Le SNP n’est pas et ne sera jamais un parti socialiste ; mais au contraire du Labour, des conservateurs et libéraux-démocrates, c’est un parti de centre-gauche. Le rapport de forces en Ecosse est extrêmement favorable à la classe ouvrière et cela risque de s’accentuer encore avec la déroute des deux principales institutions capitalistes du pays, la Royal Bank of Scotland et la Bank of Scotland.
En ce moment la coalition « NO2EU », tout en soutenant le concept de droite de « souveraineté britannique », s’oppose à la revendication progressiste d’indépendance de l’Ecosse. Les forces principales de la coalition sont le parti communiste, le syndicat RMT et le Socialist Party of England and Wales (membre du CIO). Leur tête de liste en Ecosse est John Foster, leader du PCGB et opposant à l’indépendance de l’Ecosse.

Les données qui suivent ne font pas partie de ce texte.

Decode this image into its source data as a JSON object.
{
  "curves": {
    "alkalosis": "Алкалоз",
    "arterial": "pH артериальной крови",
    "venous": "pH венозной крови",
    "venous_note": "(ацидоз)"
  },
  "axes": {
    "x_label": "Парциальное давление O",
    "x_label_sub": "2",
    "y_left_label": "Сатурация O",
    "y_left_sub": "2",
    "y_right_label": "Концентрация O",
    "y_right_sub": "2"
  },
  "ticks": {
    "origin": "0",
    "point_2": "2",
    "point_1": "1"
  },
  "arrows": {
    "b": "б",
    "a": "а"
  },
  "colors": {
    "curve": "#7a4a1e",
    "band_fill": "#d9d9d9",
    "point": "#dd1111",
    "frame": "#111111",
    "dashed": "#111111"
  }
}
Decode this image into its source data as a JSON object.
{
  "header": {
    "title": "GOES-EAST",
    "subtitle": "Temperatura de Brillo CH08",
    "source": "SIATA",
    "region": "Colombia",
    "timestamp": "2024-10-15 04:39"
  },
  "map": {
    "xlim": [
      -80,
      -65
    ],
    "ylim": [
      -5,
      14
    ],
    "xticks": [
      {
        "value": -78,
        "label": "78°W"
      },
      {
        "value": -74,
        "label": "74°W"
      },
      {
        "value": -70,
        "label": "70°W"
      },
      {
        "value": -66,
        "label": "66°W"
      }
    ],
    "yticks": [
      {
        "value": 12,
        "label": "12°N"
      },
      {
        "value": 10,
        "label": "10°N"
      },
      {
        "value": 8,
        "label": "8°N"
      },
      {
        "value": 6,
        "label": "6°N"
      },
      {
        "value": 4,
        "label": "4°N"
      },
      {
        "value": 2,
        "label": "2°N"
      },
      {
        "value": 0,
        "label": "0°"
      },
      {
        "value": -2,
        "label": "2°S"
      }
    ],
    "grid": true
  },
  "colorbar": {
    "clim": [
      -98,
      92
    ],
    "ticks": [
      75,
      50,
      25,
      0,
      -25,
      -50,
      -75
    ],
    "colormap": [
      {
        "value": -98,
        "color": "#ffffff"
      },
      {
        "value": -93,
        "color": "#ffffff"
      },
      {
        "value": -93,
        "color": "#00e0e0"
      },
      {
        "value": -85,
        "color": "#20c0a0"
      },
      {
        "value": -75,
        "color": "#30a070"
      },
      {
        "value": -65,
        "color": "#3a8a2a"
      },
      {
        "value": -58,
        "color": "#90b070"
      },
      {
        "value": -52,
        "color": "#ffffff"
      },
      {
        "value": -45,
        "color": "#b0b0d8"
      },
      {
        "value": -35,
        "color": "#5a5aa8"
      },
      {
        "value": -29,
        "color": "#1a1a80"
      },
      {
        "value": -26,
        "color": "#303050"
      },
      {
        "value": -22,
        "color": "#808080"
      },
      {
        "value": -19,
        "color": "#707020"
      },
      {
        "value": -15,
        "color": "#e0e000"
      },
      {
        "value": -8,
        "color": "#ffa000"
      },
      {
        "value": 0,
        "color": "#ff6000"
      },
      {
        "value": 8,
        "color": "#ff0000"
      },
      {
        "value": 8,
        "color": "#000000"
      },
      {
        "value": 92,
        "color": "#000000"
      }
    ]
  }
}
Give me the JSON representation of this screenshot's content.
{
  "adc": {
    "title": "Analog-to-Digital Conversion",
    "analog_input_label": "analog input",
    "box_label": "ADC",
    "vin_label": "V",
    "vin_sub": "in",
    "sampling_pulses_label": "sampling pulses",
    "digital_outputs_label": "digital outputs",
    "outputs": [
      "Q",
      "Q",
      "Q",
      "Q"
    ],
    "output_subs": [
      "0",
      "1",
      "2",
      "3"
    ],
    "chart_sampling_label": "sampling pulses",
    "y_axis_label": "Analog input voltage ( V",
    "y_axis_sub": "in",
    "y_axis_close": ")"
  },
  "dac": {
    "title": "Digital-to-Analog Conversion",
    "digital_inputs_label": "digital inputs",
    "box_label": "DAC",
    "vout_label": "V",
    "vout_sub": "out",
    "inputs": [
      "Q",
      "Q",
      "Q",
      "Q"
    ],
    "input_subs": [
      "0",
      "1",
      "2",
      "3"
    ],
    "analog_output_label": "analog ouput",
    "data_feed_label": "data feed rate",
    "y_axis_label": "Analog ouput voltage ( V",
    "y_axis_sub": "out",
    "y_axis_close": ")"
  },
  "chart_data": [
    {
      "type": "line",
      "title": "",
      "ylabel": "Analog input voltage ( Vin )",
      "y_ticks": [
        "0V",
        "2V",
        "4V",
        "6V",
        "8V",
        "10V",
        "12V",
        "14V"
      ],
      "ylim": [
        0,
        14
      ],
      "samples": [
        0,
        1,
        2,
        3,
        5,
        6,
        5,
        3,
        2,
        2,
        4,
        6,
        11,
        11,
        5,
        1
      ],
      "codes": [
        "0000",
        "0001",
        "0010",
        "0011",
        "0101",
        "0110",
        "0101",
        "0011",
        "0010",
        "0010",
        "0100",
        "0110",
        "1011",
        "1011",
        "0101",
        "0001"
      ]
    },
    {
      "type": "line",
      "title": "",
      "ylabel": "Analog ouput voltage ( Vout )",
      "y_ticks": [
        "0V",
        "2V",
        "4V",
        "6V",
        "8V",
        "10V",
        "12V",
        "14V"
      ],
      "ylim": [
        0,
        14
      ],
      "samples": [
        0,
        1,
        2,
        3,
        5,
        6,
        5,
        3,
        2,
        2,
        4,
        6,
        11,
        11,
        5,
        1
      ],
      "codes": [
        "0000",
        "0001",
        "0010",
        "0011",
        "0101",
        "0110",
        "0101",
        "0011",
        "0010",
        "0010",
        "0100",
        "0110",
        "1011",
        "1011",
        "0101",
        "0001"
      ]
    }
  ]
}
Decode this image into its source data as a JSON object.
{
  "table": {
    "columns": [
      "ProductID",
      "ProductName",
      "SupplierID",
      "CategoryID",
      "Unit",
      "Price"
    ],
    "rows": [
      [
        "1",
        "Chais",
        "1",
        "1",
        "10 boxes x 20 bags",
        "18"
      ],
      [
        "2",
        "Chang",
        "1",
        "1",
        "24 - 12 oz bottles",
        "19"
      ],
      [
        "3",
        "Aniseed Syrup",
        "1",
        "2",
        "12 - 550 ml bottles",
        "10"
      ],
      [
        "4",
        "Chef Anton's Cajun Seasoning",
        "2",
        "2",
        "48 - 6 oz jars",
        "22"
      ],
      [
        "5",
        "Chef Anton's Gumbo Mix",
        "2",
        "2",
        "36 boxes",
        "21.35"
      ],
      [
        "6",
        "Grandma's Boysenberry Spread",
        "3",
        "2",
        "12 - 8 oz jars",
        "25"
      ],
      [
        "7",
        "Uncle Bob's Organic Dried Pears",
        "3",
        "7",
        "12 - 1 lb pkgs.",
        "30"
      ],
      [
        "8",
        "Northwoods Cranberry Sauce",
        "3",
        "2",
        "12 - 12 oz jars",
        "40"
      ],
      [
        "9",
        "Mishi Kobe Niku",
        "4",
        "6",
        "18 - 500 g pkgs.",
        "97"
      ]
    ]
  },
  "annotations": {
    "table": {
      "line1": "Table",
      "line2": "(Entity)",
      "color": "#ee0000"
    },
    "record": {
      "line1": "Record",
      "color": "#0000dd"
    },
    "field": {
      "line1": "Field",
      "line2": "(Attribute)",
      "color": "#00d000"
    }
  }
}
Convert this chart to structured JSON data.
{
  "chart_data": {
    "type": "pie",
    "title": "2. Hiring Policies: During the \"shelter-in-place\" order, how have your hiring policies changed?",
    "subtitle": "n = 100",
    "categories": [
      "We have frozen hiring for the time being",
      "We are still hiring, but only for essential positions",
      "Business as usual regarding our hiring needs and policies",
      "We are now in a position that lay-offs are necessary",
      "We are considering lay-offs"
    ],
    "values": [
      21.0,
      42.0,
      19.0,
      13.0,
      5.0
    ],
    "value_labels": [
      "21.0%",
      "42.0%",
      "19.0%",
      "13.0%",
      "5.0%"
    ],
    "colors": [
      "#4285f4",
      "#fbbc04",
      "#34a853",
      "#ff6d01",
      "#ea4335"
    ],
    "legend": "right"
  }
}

La liste des candidats pour l’Ecosse n’a même pas été décidée en Ecosse. Elle a été mise au point à Londres par les organisations citées, ainsi que la petite organisation en crise « Solidarity », qui depuis sa sortie du SSP, en 2006, a été dominée numériquement par les deux fractions contrôlées depuis Londres, le SWP et le SP-CIO.
Les élections du 4 juin
[et non le 7 comme en France]
Le SSP a été tardivement invité à se joindre à NO2EU (après avoir eu de ses nouvelles via le Daily Mail). Nous avons des critiques à faire sur la façon dont la coalition a été lancée depuis Londres, avec des individus écossais sélectionnés pour participer aux réunions du comité d’organisation préparant l’annonce publique. Le suffixe de NO2EU (« Oui à la démocratie ») contraste de façon éclatante avec la méthode bureaucratique, du haut vers le bas, avec laquelle la coalition a été constituée.
Nous comprenons également que NO2EU a déclaré qu’elle refuserait le cas échéant de siéger au parlement européen. Le SSP, pour sa part, n’a jamais été un parti abstentionniste. Si nous avions un élu, il ou elle se battrait avec les autres partis de la gauche radicale à Strasbourg pour une politique progressiste qui améliore la vie des gens ordinaires. Nous insisterions, comme nous le faisons à chaque élection, sur le fait que nos élus vivent avec le même salaire qu’un ouvrier qualifié, avec tous leurs frais contrôlés par le parti pour éviter la corruption.
Ce sont cependant des points secondaires. Si nous nous présentons le 4 juin, comme nous l’avons fait à chaque élection nationale depuis notre fondation en 1998, c’est parce que nous avons de sérieuses divergences avec NO2EU sur l’indépendance écossaise et sur l’Europe.
Nous viserons un électorat plus large. NO2EU prendra quelques voix au Labour, qui auraient pu aller à l’UKIP. Le SSP centrera sa campagne en direction des électeurs pro-indépendance avec un point de vue internationaliste.
Au-delà de ces élections, nous maintiendrons des relations amicales et continuerons à travailler de façon constructive, sur des campagnes spécifiques, avec d’autres socialistes principiels tels que le Parti communiste britannique et le RMT.